How to Help Ukrainian Refugees | Opinion

Like so many refugees before them, Ukrainian refugees have been driven from their homes by violence. Following the Russian invasion, more than 5 million—the largest refugee crisis in Europe since World War II—have fled to Poland, Romania, Moldova, Hungary and Germany. They need shelter, food, health care and a way to resume aspects of normal life, including education for their children. The vast majority would like nothing more than to be able to return to a Ukraine at peace. They need help.

Ukrainian refugees are also different than other refugees before them. They are not predominantly intact families or individual young men. Instead, as military-aged men between the ages of 18 and 60 years old are not allowed to leave Ukraine, 30 percent are older adults and the overwhelming majority—around 90 percent—are women and children. Despite Europe's generous offer of access to employment, they are not good candidates for employment ... unless the mothers can obtain childcare assistance.

Significantly, the war in Ukraine is defined by the fact that most Ukrainians who have been forced to flee their homes are still in Ukraine. At this point in time 7.1 million Ukrainians are "internally displaced persons" (IDPs), and thus people who have fled their homes but remained within Ukraine—fleeing from eastern Ukraine to western Ukraine. Supporting them in Ukraine so that they do not need to flee the country is as important as assisting the refugees who have fled.

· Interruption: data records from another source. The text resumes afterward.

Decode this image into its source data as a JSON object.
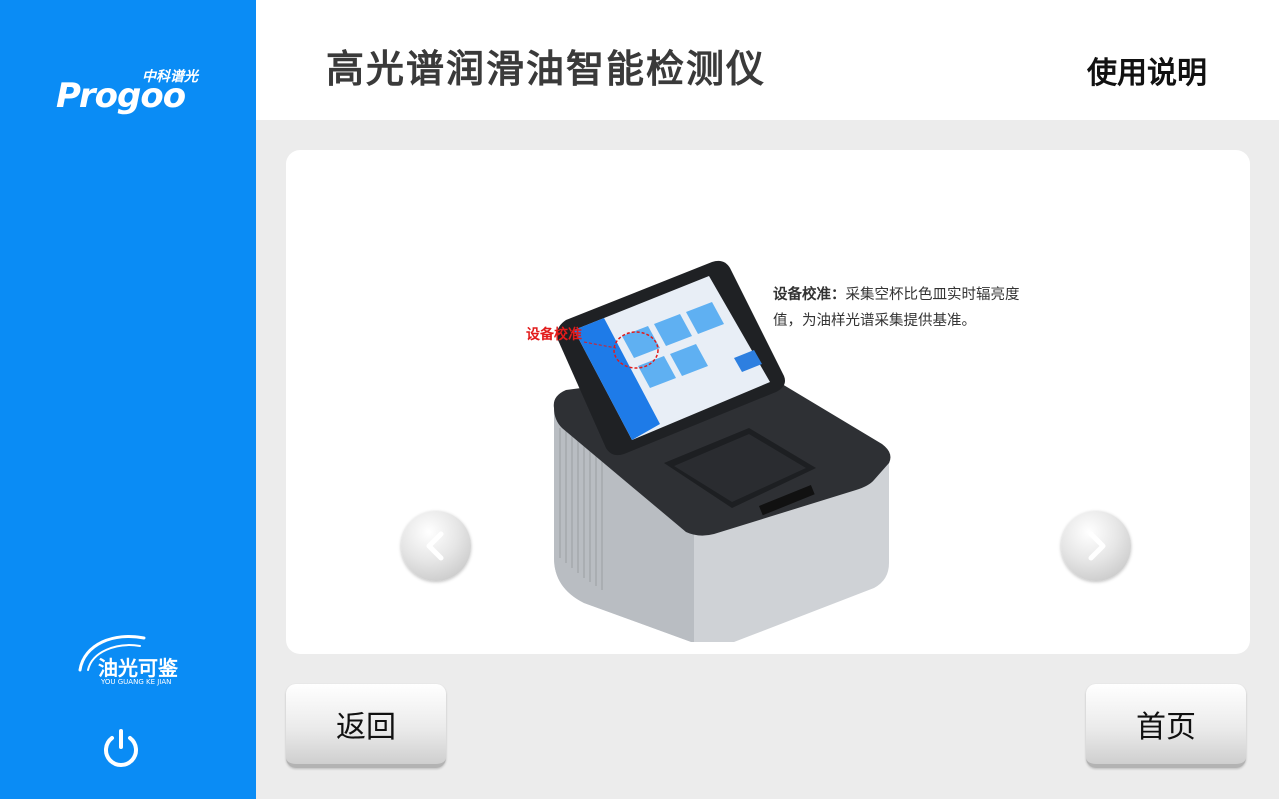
{
  "sidebar": {
    "logo_cn": "中科谱光",
    "logo_en": "Progoo",
    "brand_cn": "油光可鉴",
    "brand_en": "YOU GUANG KE JIAN",
    "power_icon": "power-icon"
  },
  "header": {
    "app_title": "高光谱润滑油智能检测仪",
    "page_title": "使用说明"
  },
  "slide": {
    "callout": "设备校准",
    "desc_title": "设备校准：",
    "desc_text": "采集空杯比色皿实时辐亮度值，为油样光谱采集提供基准。",
    "prev_icon": "chevron-left-icon",
    "next_icon": "chevron-right-icon"
  },
  "buttons": {
    "back": "返回",
    "home": "首页"
  },
  "colors": {
    "sidebar": "#0a8cf5",
    "background": "#ececec",
    "callout": "#e21b1b"
  }
}
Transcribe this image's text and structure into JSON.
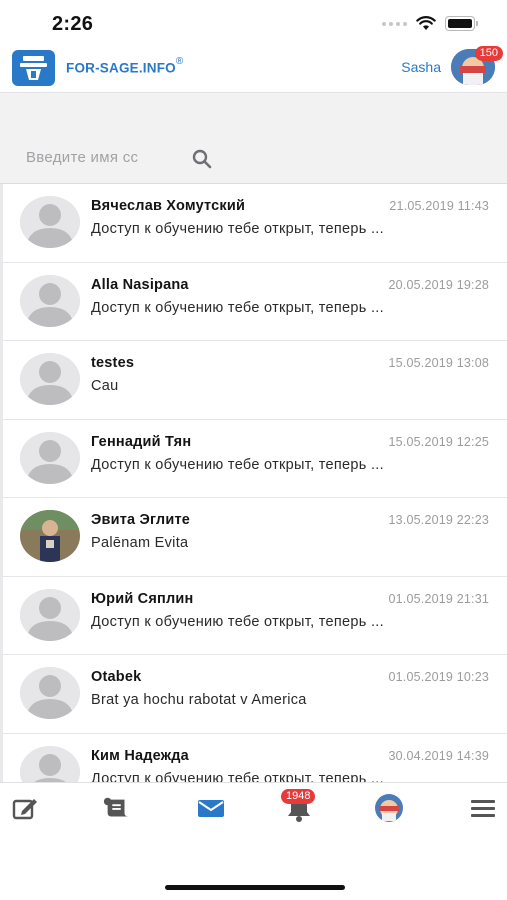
{
  "status_bar": {
    "time": "2:26"
  },
  "header": {
    "brand": "FOR-SAGE.INFO",
    "brand_mark": "®",
    "username": "Sasha",
    "badge": "150"
  },
  "search": {
    "placeholder": "Введите имя сс"
  },
  "conversations": [
    {
      "name": "Вячеслав Хомутский",
      "date": "21.05.2019 11:43",
      "message": "Доступ к обучению тебе открыт, теперь ...",
      "avatar": "default"
    },
    {
      "name": "Alla Nasipana",
      "date": "20.05.2019 19:28",
      "message": "Доступ к обучению тебе открыт, теперь ...",
      "avatar": "default"
    },
    {
      "name": "testes",
      "date": "15.05.2019 13:08",
      "message": "Cau",
      "avatar": "default"
    },
    {
      "name": "Геннадий Тян",
      "date": "15.05.2019 12:25",
      "message": "Доступ к обучению тебе открыт, теперь ...",
      "avatar": "default"
    },
    {
      "name": "Эвита Эглите",
      "date": "13.05.2019 22:23",
      "message": "Palēnam Evita",
      "avatar": "photo"
    },
    {
      "name": "Юрий Сяплин",
      "date": "01.05.2019 21:31",
      "message": "Доступ к обучению тебе открыт, теперь ...",
      "avatar": "default"
    },
    {
      "name": "Otabek",
      "date": "01.05.2019 10:23",
      "message": "Brat ya hochu rabotat v America",
      "avatar": "default"
    },
    {
      "name": "Ким Надежда",
      "date": "30.04.2019 14:39",
      "message": "Доступ к обучению тебе открыт, теперь ...",
      "avatar": "default"
    }
  ],
  "tabbar": {
    "notifications_badge": "1948",
    "icons": [
      "edit-icon",
      "scroll-icon",
      "mail-icon",
      "bell-icon",
      "profile-avatar",
      "menu-icon"
    ],
    "active_color": "#2a79c9"
  },
  "colors": {
    "brand": "#2a79c9",
    "badge": "#e93a3a",
    "muted": "#9c9c9f"
  }
}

Average international displacements last 10 years, with many refugees having been displaced for well over 20 years. There was and is no likely outcome that lets those who fled the Taliban takeover of Afghanistan or Bashar al-Assad's victory in Syria return to their homes in safety. They require local integration in their places of refuge or resettlement. The time frame for Ukrainian refugees looks different as is the prospect of return to Ukraine.

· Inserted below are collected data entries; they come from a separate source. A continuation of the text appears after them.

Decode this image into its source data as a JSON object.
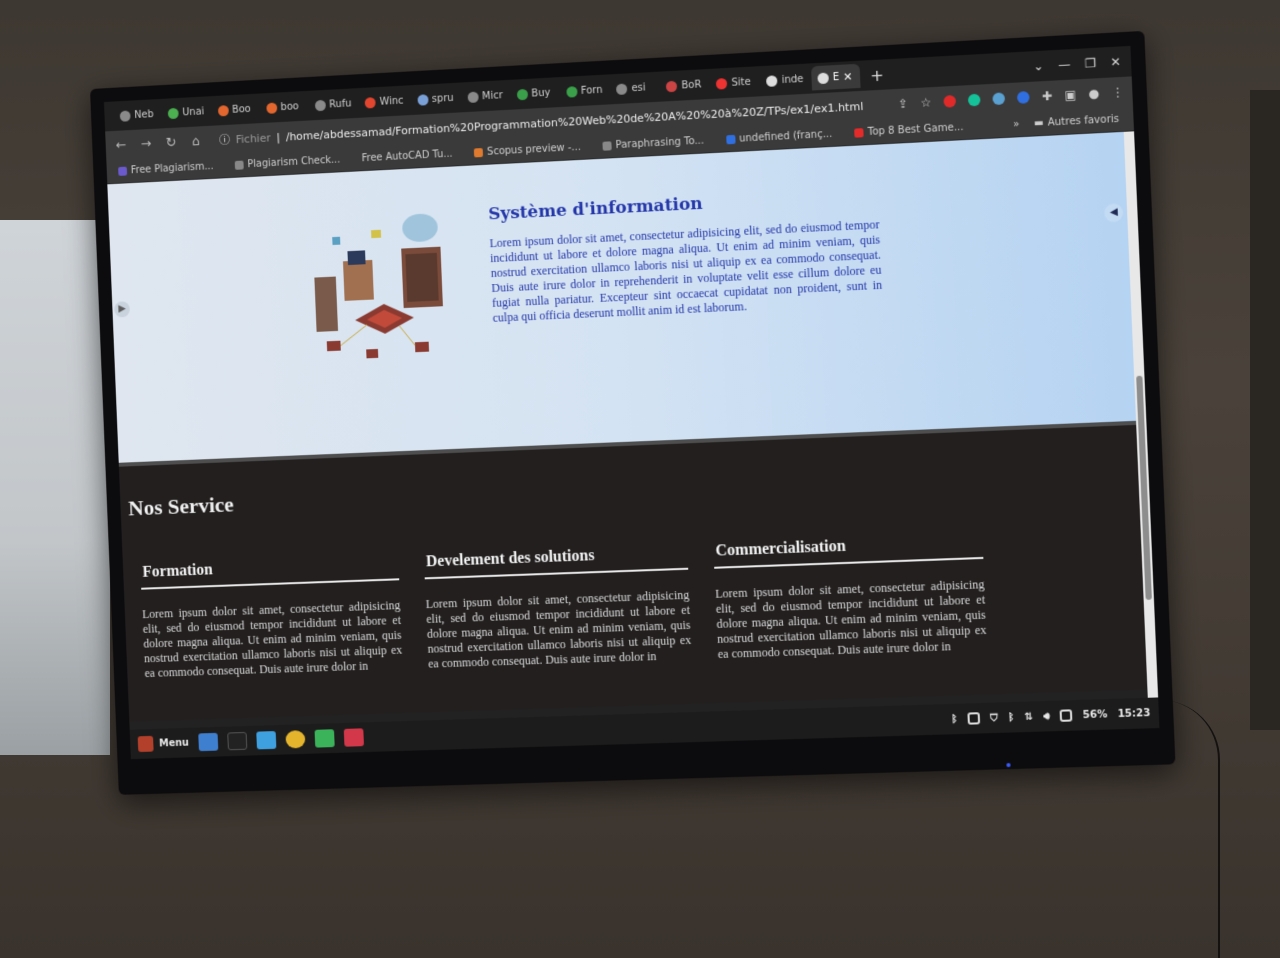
{
  "browser": {
    "tabs": [
      {
        "label": "Neb",
        "color": "#9c9c9c"
      },
      {
        "label": "Unai",
        "color": "#4caf50"
      },
      {
        "label": "Boo",
        "color": "#e2662e"
      },
      {
        "label": "boo",
        "color": "#e2662e"
      },
      {
        "label": "Rufu",
        "color": "#cccccc"
      },
      {
        "label": "Winc",
        "color": "#e2462e"
      },
      {
        "label": "spru",
        "color": "#7aa0d8"
      },
      {
        "label": "Micr",
        "color": "#cfcfcf"
      },
      {
        "label": "Buy",
        "color": "#3aa04a"
      },
      {
        "label": "Forn",
        "color": "#3aa04a"
      },
      {
        "label": "esi",
        "color": "#cccccc"
      },
      {
        "label": "BoR",
        "color": "#c44"
      },
      {
        "label": "Site",
        "color": "#e33"
      },
      {
        "label": "inde",
        "color": "#ddd"
      }
    ],
    "active_tab": {
      "label": "E"
    },
    "new_tab": "+",
    "window_controls": {
      "chevron": "⌄",
      "minimize": "—",
      "restore": "❐",
      "close": "✕"
    },
    "address": {
      "scheme": "Fichier",
      "url": "/home/abdessamad/Formation%20Programmation%20Web%20de%20A%20%20à%20Z/TPs/ex1/ex1.html"
    },
    "bookmarks": [
      {
        "label": "Free Plagiarism..."
      },
      {
        "label": "Plagiarism Check..."
      },
      {
        "label": "Free AutoCAD Tu..."
      },
      {
        "label": "Scopus preview -..."
      },
      {
        "label": "Paraphrasing To..."
      },
      {
        "label": "undefined (franç..."
      },
      {
        "label": "Top 8 Best Game..."
      }
    ],
    "bookmarks_more": "»",
    "other_bookmarks": "Autres favoris"
  },
  "page": {
    "hero": {
      "title": "Système d'information",
      "body": "Lorem ipsum dolor sit amet, consectetur adipisicing elit, sed do eiusmod tempor incididunt ut labore et dolore magna aliqua. Ut enim ad minim veniam, quis nostrud exercitation ullamco laboris nisi ut aliquip ex ea commodo consequat. Duis aute irure dolor in reprehenderit in voluptate velit esse cillum dolore eu fugiat nulla pariatur. Excepteur sint occaecat cupidatat non proident, sunt in culpa qui officia deserunt mollit anim id est laborum."
    },
    "services": {
      "title": "Nos Service",
      "cards": [
        {
          "title": "Formation",
          "body": "Lorem ipsum dolor sit amet, consectetur adipisicing elit, sed do eiusmod tempor incididunt ut labore et dolore magna aliqua. Ut enim ad minim veniam, quis nostrud exercitation ullamco laboris nisi ut aliquip ex ea commodo consequat. Duis aute irure dolor in"
        },
        {
          "title": "Develement des solutions",
          "body": "Lorem ipsum dolor sit amet, consectetur adipisicing elit, sed do eiusmod tempor incididunt ut labore et dolore magna aliqua. Ut enim ad minim veniam, quis nostrud exercitation ullamco laboris nisi ut aliquip ex ea commodo consequat. Duis aute irure dolor in"
        },
        {
          "title": "Commercialisation",
          "body": "Lorem ipsum dolor sit amet, consectetur adipisicing elit, sed do eiusmod tempor incididunt ut labore et dolore magna aliqua. Ut enim ad minim veniam, quis nostrud exercitation ullamco laboris nisi ut aliquip ex ea commodo consequat. Duis aute irure dolor in"
        }
      ]
    }
  },
  "taskbar": {
    "menu_label": "Menu",
    "apps": [
      {
        "name": "desktop",
        "color": "#3f7fd0"
      },
      {
        "name": "terminal",
        "color": "#222222"
      },
      {
        "name": "files",
        "color": "#3fa0e0"
      },
      {
        "name": "chrome",
        "color": "#e4b42d"
      },
      {
        "name": "store",
        "color": "#3ab35a"
      },
      {
        "name": "viewer",
        "color": "#d2384a"
      }
    ],
    "battery": "56%",
    "clock": "15:23"
  },
  "colors": {
    "hero_title": "#2335a8",
    "services_bg": "#231f1f"
  }
}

No one knows for sure whether Ukraine will be able to successfully defend itself from Russian President Vladimir Putin's onslaught. But assuming Russia withdraws from an attempt to conquer western Ukraine and NATO continues to supply Ukraine with the weapons it needs to defend itself, Ukraine will survive and likely be unwilling to cede the eastern provinces that Russia can be expected to seize and hold. If that scenario comes to be, not peace but an armistice—an agreement to stop fighting—might be the most likely outcome.

To prepare for this scenario, steps should be taken now to support IDPs in western Ukraine and to plan for a refugee displacement of a few years, rather than decades, until Ukrainian refugees return to an independent "Western Ukraine."

Two steps should be taken for this. First, NATO and the European Union (EU) need a concerted effort to address the housing, food and services needs of the internally displaced persons in western Ukraine. This can be a civilian effort, not involving troops on the ground, even though military forces are often the best equipped to help. It needs to follow Ukrainian direction but be fully supported by the EU and U.S. both financially and logistically.

Ukrainian refugees get their luggage
Ukrainian refugees get their luggage after they arrive from Moldova at the international airport of Bordeaux in Merignac on April 21, 2022. PHILIPPE LOPEZ/AFP via Getty Images

Second, the Ukrainian refugees in Europe need support. Current proposals at €1,000 per refugee are essential and adequate in the very short term, but the estimated annual cost of a refugee in Europe is €10,000 per year. The current sources for EU funding for Ukrainian refugees are five programs which were all expired, but temporarily extended due to recent Russian aggression. The EU plan for responsibility sharing, the Common European Asylum System, is not yet fully operational—and needs to be.

But this is not just an EU responsibility. The U.S. needs to bear its fair share of the costs, both offering resettlement places—like the current 100,000 Ukrainians it is willing to take—and more financial support for the refugees currently in protection in Europe and the IDPs still in Ukraine—in addition to the humanitarian assistance already in place.

To successfully respond to Ukrainian displacement, the U.S. and the Europeans need to coordinate across the Atlantic, integrate refugee and IDP assistance, focus on the short to medium term and bridge across many organizations and agencies with varying, incomplete mandates. President Joe Biden should appoint a humanitarian coordinator, in parallel with his recently appointed military coordinator, to ensure that U.S. government agencies are working together and in cooperation with Ukraine and the EU.

Given Putin's articulated aims to dominate Eastern Europe, Ukrainians are defending not just themselves, but all of Europe. Ukrainians have acted on the expectation that neither the U.S. nor the Europeans would abandon them. It is time to supplement the military assistance they have received with the support displaced Ukrainians both inside and outside Ukraine need.

Michael Doyle is a professor at Columbia University and director of the Model International Mobility Convention project at Carnegie Council for Ethics in International Affairs.

Dorothea Koehn is a masters of international affairs candidate at Columbia University's School of International and Public Affairs and works as a research fellow at Carnegie Council.

The views expressed in this article are the writers' own.